Ende, Vox NTT-Manager PLN area Flores Bagian Barat Firman Raharja memberi alasan atas protes warga Desa Watukamba, Kecamatan Maurole, Kabupaten Ende, Flores, NTT.

Firman menyatakan, pekerjaan jaringan listrik di wilayah setempat belum dilanjutkan karena beberapa pekerja terserang malaria.

Selain itu, ada beberapa kendala lain yang masih bernegosiasi bersama masyarakat.

“Baik Pak, pekerjaan masih proses pak, beberapa kendala diantara terkait titik pengambilan, perijinan status hutan lindung dan seringnya pekerja sakit diantara malaria,” terang Firman saat dihubungi VoxNtt.com, Kamis (23/05/2019) malam.

Ia menuturkan, pihaknya akan segera melanjutkan pekerjaan itu apabila semua kendala teratasi.

“Kami juga upayakan empat trafo bisa menyala dulu ini pak,” ucap dia.

Firman melanjutkan, beberapa persoalan pelik lainnya pun masih terjadi di kalangan masyarakat. Namun, ia menepis atas persoalan itu setelah ditanya wartawan.
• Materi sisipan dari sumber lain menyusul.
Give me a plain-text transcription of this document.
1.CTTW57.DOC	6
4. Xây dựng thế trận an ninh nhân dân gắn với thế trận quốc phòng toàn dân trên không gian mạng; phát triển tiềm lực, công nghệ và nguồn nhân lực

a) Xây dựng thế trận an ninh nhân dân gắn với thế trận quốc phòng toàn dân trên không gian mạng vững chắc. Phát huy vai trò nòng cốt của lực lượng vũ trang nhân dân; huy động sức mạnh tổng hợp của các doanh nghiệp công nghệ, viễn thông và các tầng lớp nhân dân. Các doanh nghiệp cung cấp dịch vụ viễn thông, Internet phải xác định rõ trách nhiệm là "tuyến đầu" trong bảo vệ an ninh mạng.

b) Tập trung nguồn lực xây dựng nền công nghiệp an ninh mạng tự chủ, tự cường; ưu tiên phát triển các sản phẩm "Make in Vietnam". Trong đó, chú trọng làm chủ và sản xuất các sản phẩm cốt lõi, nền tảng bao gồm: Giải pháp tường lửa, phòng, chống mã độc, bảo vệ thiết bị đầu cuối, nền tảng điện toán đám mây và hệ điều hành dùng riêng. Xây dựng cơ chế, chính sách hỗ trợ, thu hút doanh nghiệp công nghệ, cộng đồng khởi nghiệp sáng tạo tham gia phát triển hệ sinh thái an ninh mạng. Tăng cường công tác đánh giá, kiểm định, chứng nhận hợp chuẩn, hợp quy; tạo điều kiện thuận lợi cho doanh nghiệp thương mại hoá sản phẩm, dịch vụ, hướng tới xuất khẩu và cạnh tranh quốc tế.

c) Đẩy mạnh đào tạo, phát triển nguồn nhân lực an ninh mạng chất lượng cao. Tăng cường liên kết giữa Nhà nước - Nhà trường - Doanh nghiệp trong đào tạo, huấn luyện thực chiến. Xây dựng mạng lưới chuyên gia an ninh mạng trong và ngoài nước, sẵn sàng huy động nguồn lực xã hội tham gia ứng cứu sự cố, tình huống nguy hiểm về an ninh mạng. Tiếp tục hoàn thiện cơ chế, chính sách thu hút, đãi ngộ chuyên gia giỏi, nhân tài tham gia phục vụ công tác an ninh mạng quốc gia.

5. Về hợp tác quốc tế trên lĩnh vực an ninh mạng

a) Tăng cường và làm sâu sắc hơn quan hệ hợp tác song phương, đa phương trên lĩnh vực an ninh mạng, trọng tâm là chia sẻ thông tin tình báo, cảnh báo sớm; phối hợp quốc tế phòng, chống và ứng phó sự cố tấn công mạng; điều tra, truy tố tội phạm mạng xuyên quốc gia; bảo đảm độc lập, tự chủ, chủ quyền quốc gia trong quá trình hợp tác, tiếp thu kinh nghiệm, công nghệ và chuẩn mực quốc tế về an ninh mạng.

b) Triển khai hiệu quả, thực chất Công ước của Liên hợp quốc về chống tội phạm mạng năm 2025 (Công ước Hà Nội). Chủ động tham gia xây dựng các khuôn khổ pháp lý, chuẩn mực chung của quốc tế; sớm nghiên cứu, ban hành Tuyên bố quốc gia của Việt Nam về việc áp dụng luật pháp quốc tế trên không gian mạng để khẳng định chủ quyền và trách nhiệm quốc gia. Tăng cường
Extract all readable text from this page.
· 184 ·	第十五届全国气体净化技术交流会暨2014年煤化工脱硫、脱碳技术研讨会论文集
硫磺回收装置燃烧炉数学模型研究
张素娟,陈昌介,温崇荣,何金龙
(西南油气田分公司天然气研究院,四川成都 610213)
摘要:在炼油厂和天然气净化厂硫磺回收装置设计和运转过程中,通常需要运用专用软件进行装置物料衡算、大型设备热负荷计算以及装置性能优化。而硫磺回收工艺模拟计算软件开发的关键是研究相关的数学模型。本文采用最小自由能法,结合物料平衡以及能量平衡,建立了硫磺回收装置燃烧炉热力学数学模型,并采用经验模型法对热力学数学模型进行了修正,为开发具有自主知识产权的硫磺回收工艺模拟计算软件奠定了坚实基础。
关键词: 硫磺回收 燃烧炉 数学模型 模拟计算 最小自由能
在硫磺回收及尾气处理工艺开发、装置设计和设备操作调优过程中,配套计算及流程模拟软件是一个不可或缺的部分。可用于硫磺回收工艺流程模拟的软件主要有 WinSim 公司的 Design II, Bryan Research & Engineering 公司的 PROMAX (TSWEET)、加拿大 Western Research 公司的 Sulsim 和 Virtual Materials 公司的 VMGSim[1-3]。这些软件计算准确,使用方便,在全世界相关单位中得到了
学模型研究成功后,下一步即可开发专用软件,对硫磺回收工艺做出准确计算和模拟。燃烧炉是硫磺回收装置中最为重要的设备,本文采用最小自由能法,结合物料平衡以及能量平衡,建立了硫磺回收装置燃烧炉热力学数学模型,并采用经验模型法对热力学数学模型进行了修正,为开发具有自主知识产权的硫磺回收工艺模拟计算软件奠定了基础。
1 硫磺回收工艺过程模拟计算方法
Untuk rasio di Kabupaten Ende, tutur dia, masih kurang 20 desa. Sedangkan beberapa desa misalnya Watumite, Boafeo, Kekasewa dan Nila belum menjadi target pemasangan sebab kondisi topografi ekstrem dan tidak ditunjang dengan infrastruktur jalan.

“Untuk lokasi-lokasi isolated tersebut kami bangun dengan PLTS komunal. Jadi, kita mohon bantuan Pemda Ende agar akses jaringan listrik dapat dinikmati masyakarat secara keseluruhan,” katanya.

Sebelumnya, warga Desa Watukamba Arkadius Aku Suka mengajukan protes ke PLN dan CV RIDE yang belum melanjutkan pekerjaan pemasangan jaring listrik di Desa Watukamba dan Desa Otogedu wilayah Kecamatan Maurole.

Protes Arkadius mengingat pekerjaan tersebut belum dilanjutkan sejak awal Tahun 2018.

Ia menanyakan itu agar secara bersama-sama mencari solusi sebab masyarakat setempat sangat membutuhkan listrik.

“Kita mau tanya, kenapa pekerjaan belum selesai. Padahal kita sangat membutuhkan. Ia, kita tanya, kenapa terjadi begitu,” kata mantan aktivis ini di kediamannya, Kamis (23/05/2019) pagi.